The Department of Trade and Industry open a consultation on how to improve the transparency of the system. Now The Royal Bank of Scotland has announced that it is no longer going to offer the product from the end of the September. So, are the days now numbered for UK credit card cheques? It would appear that way!
The practice of sending out unsolicited credit card cheques has been widely condemned by many consumer watchdog groups. However, RBS decide as early as January this year that it would no longer carry out this practice and this, says Nick White, head of personal finance at uSwitch, is:
“tantamount to an admission that it’s only commercially viable for the banks to do so if they can send them out solicited – encouraging customers to use them who otherwise would not.”
While also noting that RBS’s decision was: “certainly a step in the right direction and one which we [uSwitch] hope other providers will follow.”
The chances that other provider will follow as Mr. White would like seems more of a possibility now that APACS, the UK payments association, has launched a new credit card cheque summary box that will spell out all of the terms and conditions of the credit card cheque and which will need to be sent out with all credit card cheques by year-end.
Given, however, the claim by many that credit card cheques are a key factor in the rise of credit card bad debt, and given also that RBS’s bad debt currently stands at £680 million for the 6-month period ended June 2006, APACS’s recent move and the unpopularity of UK credit card cheques is unlikely to have been the root cause for RBS to decide to stop offering this product.

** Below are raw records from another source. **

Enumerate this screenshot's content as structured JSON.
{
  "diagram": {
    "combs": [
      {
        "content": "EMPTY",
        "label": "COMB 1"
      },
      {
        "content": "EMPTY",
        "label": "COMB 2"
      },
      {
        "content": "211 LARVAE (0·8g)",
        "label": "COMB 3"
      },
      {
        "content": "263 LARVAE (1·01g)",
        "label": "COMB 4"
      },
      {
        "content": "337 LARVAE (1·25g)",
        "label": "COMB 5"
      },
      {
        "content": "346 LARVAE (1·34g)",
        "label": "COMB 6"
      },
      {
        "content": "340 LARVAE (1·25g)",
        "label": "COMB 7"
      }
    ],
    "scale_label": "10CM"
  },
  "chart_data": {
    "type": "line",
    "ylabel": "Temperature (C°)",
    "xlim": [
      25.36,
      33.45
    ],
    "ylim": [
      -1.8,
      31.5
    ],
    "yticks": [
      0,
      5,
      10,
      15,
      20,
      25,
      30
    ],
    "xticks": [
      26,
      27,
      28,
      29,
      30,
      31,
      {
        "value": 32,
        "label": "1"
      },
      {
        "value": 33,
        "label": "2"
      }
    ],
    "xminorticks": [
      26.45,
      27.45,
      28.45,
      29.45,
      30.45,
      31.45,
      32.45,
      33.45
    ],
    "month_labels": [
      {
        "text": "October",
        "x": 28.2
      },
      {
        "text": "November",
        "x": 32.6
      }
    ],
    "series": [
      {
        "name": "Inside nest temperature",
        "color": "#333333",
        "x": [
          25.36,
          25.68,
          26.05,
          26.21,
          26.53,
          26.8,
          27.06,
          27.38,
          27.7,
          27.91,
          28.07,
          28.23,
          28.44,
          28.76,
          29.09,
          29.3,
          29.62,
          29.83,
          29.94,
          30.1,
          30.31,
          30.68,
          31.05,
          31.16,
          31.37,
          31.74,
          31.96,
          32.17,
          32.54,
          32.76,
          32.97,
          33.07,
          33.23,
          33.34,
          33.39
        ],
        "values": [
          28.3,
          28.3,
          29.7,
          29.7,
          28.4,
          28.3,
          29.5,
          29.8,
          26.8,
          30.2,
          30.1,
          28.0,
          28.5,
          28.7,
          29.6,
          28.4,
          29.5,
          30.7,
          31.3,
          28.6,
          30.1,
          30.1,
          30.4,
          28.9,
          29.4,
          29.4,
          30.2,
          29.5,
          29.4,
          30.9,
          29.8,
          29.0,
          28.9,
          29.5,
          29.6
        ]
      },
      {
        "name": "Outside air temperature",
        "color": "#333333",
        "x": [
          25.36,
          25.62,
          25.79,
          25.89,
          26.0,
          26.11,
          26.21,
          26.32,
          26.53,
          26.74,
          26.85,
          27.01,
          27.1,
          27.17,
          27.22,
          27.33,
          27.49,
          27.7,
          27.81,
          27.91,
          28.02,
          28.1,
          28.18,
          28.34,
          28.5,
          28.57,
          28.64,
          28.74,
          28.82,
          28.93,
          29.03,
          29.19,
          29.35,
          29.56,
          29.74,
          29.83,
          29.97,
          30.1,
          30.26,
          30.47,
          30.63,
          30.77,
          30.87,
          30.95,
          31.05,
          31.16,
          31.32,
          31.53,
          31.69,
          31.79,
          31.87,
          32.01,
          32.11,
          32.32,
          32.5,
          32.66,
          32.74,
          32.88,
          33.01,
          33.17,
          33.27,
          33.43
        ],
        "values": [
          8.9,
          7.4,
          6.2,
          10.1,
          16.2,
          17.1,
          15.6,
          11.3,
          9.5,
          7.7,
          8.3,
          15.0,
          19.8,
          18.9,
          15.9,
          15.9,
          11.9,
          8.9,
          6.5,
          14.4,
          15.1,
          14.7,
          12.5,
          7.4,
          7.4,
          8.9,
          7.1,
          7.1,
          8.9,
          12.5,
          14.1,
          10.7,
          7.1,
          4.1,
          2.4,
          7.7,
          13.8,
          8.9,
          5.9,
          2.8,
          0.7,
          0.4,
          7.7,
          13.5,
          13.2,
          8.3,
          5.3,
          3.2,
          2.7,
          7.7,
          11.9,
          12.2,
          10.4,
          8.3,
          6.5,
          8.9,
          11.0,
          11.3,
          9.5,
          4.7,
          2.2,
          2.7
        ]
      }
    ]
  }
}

More likely was that it makes good commercial sense not to be associated with a product that is surely going to only be faced with increased spotlight on its product and practice the more transparent it becomes. Which begs the question of how long a product that offers lenders an annual percentage rate of more than 20% can continue to flourish, or is it simply the case that the move by RBS is the first nail in the coffin of the credit card cheque and the other 10 providers of credit card cheques will soon follow suit?